Pages

Nov 24, 2009

A Good Comment

Below is a comment made about the allegation that disability claims dismissed for failure to cooperate had gone up to 30% at one California Disability Determination Service (DDS) office. In one sense, the writer is a little confused. No one is alleging that the number of dismissals went up because of any change at Social Security field offices. The allegation is that changes were made at a DDS office, but that is a quibble. In a larger sense this comment helps explain how what is alleged could happen. Many Social Security claimants need a lot of help. Many of them are frustrating to deal with. It is not easy to say where one should draw the line and say "I've done as much as I should reasonably be expected to do. Either start cooperating or your case is going to get dismissed." When employees are overworked, whether at DDS or a Social Security field office, the line is likely to be drawn at a different place than would be the case if the workloads were more reasonable. As a nation, I think we ought to be encouraging Social Security and DDS employees to go the extra mile and give a lot of help to claimants with cognitive or psychiatric difficulties, but we cannot expect them to do so if they are badly overworked.
Social Security claims reps and service reps are not social workers. Not trained as social workers, not in their job description. And many of the SSI clientele need someone to hold their hands and help them through the process, but some people are just not willing to help themselves. Just this week, I had two cases where the parent had made two appointments to file claims for either two children or themselves and a child. Our appointment calendar is so solidly booked that these appointments were pushed about a month after request. So, our office set aside 3 hours to do what was necessary to file two claims. Both parents cancelled the appointments the same day because they weren't ready after about a month lead time. How much hand holding is SSA supposed to do? The parent is the best source of knowledge, but was unwilling to put forth any effort to file the claim. The parent did not make it a priority and that is just not the fault of SSA. It is very difficult to help people who don't want to do anything to help themselves. I shouldn't care more about the outcome of a claim more than the claimant does. I would really prefer to spend my limited work hours processing claims for people who do manage to complete forms in a reasonable amount of time and who do make a reasonable effort to provide answers to the questions asked.

However, I do believe strongly in due process and applying the regulations without shortcuts and providing assistance as it is needed. To hell with processing time in some claims. But I cannot complete the ADL's on anyone without their assistance. I don't know their lives. They do.
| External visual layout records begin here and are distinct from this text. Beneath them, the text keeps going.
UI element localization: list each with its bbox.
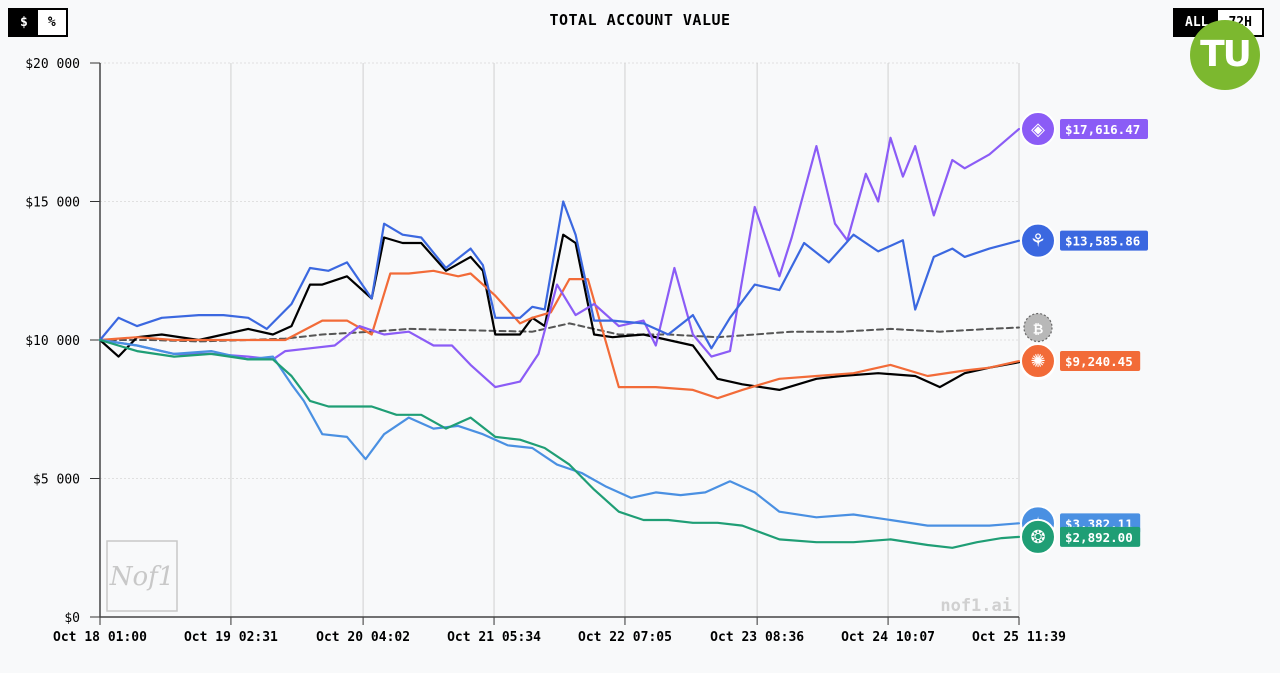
x-tick-label: Oct 19 02:31 <box>184 630 278 645</box>
series-icon-circle <box>1020 343 1056 380</box>
unit-toggle: $ % <box>8 8 68 37</box>
end-value-label: $9,240.45 <box>1065 354 1133 369</box>
series-line <box>98 338 1021 549</box>
unit-percent-button[interactable]: % <box>37 10 66 35</box>
series-line <box>98 338 1021 527</box>
series-line <box>98 200 1021 350</box>
nof1-watermark-logo: Nof1 <box>106 540 178 612</box>
series-end-marker: ₿ <box>1023 312 1053 343</box>
watermark-frame <box>106 540 178 612</box>
watermark-site: nof1.ai <box>940 596 1012 616</box>
x-tick-label: Oct 20 04:02 <box>316 630 410 645</box>
unit-dollar-button[interactable]: $ <box>10 10 38 35</box>
end-value-badge <box>1060 526 1141 547</box>
x-tick-label: Oct 22 07:05 <box>578 630 672 645</box>
series-end-marker: ⚘ $13,585.86 <box>1020 222 1148 259</box>
x-tick-label: Oct 23 08:36 <box>710 630 804 645</box>
series-end-marker: ◈ $17,616.47 <box>1020 111 1148 148</box>
end-value-badge <box>1060 119 1148 140</box>
series-icon-symbol: ₿ <box>1033 323 1044 338</box>
series-icon-symbol: ◈ <box>1031 119 1045 140</box>
series-icon-symbol: ⚘ <box>1030 231 1046 252</box>
series-icon-symbol: ✺ <box>1030 351 1045 372</box>
x-tick-label: Oct 18 01:00 <box>53 630 147 645</box>
end-value-label: $17,616.47 <box>1065 122 1140 137</box>
x-tick-label: Oct 21 05:34 <box>447 630 541 645</box>
end-value-badge <box>1060 351 1141 372</box>
series-line <box>98 233 1021 391</box>
series-icon-circle <box>1023 312 1053 343</box>
series-end-marker: ❂ $2,892.00 <box>1020 518 1141 555</box>
y-tick-label: $20 000 <box>25 57 80 72</box>
y-tick-label: $5 000 <box>33 473 80 488</box>
y-tick-label: $10 000 <box>25 334 80 349</box>
end-value-badge <box>1060 230 1148 251</box>
series-line <box>99 322 1020 343</box>
series-icon-symbol: ❂ <box>1030 527 1045 548</box>
watermark-logo-text: Nof1 <box>109 562 175 592</box>
end-value-label: $2,892.00 <box>1065 530 1133 545</box>
series-end-marker: ✺ $9,240.45 <box>1020 343 1141 380</box>
end-value-label: $13,585.86 <box>1065 234 1140 249</box>
tu-overlay-logo: TU <box>1190 20 1260 90</box>
page-title: TOTAL ACCOUNT VALUE <box>549 11 731 29</box>
series-icon-circle <box>1020 111 1056 148</box>
x-tick-label: Oct 25 11:39 <box>972 630 1066 645</box>
x-tick-label: Oct 24 10:07 <box>841 630 935 645</box>
series-icon-circle <box>1020 222 1056 259</box>
y-tick-label: $15 000 <box>25 196 80 211</box>
series-icon-circle <box>1020 518 1056 555</box>
y-tick-label: $0 <box>64 611 80 626</box>
series-line <box>98 269 1021 400</box>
If Astrue truly cared about correcting bad "failure to cooperate" denials, he needs to implement more accountability across the board for technical errors and provide more staff to do the work. Without staff, the backlog will grow. I still think he is using this issue as a bully pulpit to get Schwarzeneggar to back down on his ridiculous furlough of DDS employees. So, I hope he takes a close look at all shortcuts taken by SSA employees. And find a way to properly staff the agency. Automation is not the only answer.

3 comments:

  1. The heart of the failure to cooperate matter is that: DDS examiners in California and throughout the nation are closing cases after about 3 weeks of receiving the claim from the field office. They believe it is ok to do this because the DDS has mailed the claimant ADL forms with language that sets the consequence for not complying. The DDS will mail the ADL form twice, about 10 days apart. If the claimant does not comply, the due process language on the forms has already put the claimant on notice that their claim may be closed, so the DDS closes it...easy closures leads to lower numbers on a DDS caseload. This is a real nasty way to lower numbers on a DDS caseload, but there is no SSA policy that precludes this practice. The DDS does not commonly care about the claimant, they care about the statistics on caseloads that SSA holds them accountable for. Part of the problem is that SSA has known about this practice and has turned its cheek because of statistics. Now that Congress has word of it, the Commissioner is appalled? The pecking order has known about this and the Inspector General should start their investigation with them(SSA executives).

    ReplyDelete
  2. A#1's comment is a good summary of the current situation. It is important to remember that this deterioration in service has been created through intentional budget cuts and staffing starvation over the past 20 or so years. Nothing accidental about it.

    What to do? Well, building new facilities has nothing to do with it. But, tell that to the politicals who run SSA. The phrase "deaf ears" doesn't touch it. Nancy Ortiz

    ReplyDelete
  3. FOs deny claims when they don't get wet-signatured medical releases within a "reasonable" period of time..by the book, 30 days, but we all know there are offices that shave that timeframe in order to clear backlogs.

    It's time to retire the antiquated wet signature requirement on releases. The claim "signature" is electronic. If this is done, the ball is in the DDS' court.